One Shift, Three End Of Life Conversations

crispydocUncategorized Leave a Comment

Yesterday I had three end of life conversation in a single shift in the Emergency Department. I was in the "hot zone," caring for suspected COVID patients, and all discussions involved goals of care for seniors in their late 70s, 80s and 90s.

At the ripe age of 47, those in their 70s (my parents' generation) do not seem as old or infirm as they once did. The illnesses that afflicted them were once as irrelevant as historical plagues seemed remote from our era of prosperity.

The distinction based on age was a fiction providing comfort that my life was somehow separate and protected from their bad luck. As Law #4 of The House of God put it: The patient is the one with the disease.

I routinely see patients in nursing homes with preserved mental capacity. They had the misfortune in life's lottery to pull a ticket that saddled them with a disproportionate burden of disease. I or my loved ones might be in their situation but for a protective and entirely arbitrary twist of fate.

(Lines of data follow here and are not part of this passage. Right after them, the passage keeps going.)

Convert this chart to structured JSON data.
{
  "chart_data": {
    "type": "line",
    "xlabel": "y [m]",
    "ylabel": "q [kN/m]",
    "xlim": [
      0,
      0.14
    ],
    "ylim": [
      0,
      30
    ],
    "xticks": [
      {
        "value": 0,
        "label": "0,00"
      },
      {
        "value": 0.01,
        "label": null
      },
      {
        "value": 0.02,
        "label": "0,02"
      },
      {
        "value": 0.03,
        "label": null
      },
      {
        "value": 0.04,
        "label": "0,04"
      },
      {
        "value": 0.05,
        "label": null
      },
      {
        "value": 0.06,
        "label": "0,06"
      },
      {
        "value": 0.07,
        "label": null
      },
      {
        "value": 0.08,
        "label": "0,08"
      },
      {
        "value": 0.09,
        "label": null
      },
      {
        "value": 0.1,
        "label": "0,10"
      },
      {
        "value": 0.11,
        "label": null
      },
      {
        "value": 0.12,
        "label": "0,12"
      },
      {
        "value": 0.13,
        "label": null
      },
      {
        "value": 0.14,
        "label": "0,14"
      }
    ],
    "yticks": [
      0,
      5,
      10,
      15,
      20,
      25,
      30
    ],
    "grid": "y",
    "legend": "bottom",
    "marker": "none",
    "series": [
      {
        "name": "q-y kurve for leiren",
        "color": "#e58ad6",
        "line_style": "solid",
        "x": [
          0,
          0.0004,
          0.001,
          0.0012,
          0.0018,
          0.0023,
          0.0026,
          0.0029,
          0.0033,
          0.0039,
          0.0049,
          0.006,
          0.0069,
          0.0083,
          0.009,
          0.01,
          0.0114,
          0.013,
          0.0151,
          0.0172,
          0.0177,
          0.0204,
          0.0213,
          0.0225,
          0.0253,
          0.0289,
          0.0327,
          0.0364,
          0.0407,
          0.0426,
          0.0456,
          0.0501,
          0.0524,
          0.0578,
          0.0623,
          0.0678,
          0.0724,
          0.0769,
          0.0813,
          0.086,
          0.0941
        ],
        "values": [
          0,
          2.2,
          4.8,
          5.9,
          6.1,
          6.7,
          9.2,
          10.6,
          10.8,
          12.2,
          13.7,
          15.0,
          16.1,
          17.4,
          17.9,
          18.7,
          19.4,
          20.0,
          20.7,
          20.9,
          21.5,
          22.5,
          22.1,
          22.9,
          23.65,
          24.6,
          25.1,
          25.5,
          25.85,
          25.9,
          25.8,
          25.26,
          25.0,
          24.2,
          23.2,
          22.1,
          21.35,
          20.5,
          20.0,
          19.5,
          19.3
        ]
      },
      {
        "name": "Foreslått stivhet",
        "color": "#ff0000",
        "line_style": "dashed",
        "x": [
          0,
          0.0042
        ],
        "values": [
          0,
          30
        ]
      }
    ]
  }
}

My prior sense of safety seems entirely illusory in retrospect.

In my daily care of ED patients, there is an ever-present risk that an error on my part due to human frailty, a failure to don or doff meticulously, is all that separates me from needing a ventilator.

There but for the grace was all I could think as I spoke to a lucid patient with mild dementia whose oxygen saturation was in the high 70s, who required high flow supplemental oxygen to get into the low 90s (most of us live at levels >92%).

She demonstrated decision-making capacity as she explained that she did not want to be placed on a ventilator under any circumstances, a decision that was consistent with the accompanying preference expressed via her Physician Order for Life Sustaining Treatment.

It was emotionally exhausting to speak to the adult children of two nonverbal patients with advanced dementia about their parents' critical illness, about the poor prognosis and the decision tree of when they might know the time had arrived to pursue comfort measures.

The daughter of a patient for whom this infection is likely to be a terminal event broke into tears over the phone. She blessed me and told me, with concern in her voice, that she imagined I must be tired from the work. In a brief and startling moment, this woman whose parent was dying took the time to think of someone else.

I returned to the next end of life conversation (and the next after that) ready to embrace a difficult task with humility and renewed purpose.

Under absurd circumstances, in times of plague, we might yet preserve dignity (our own; our patients') and provide comfort in overseeing a good death for those we cannot save.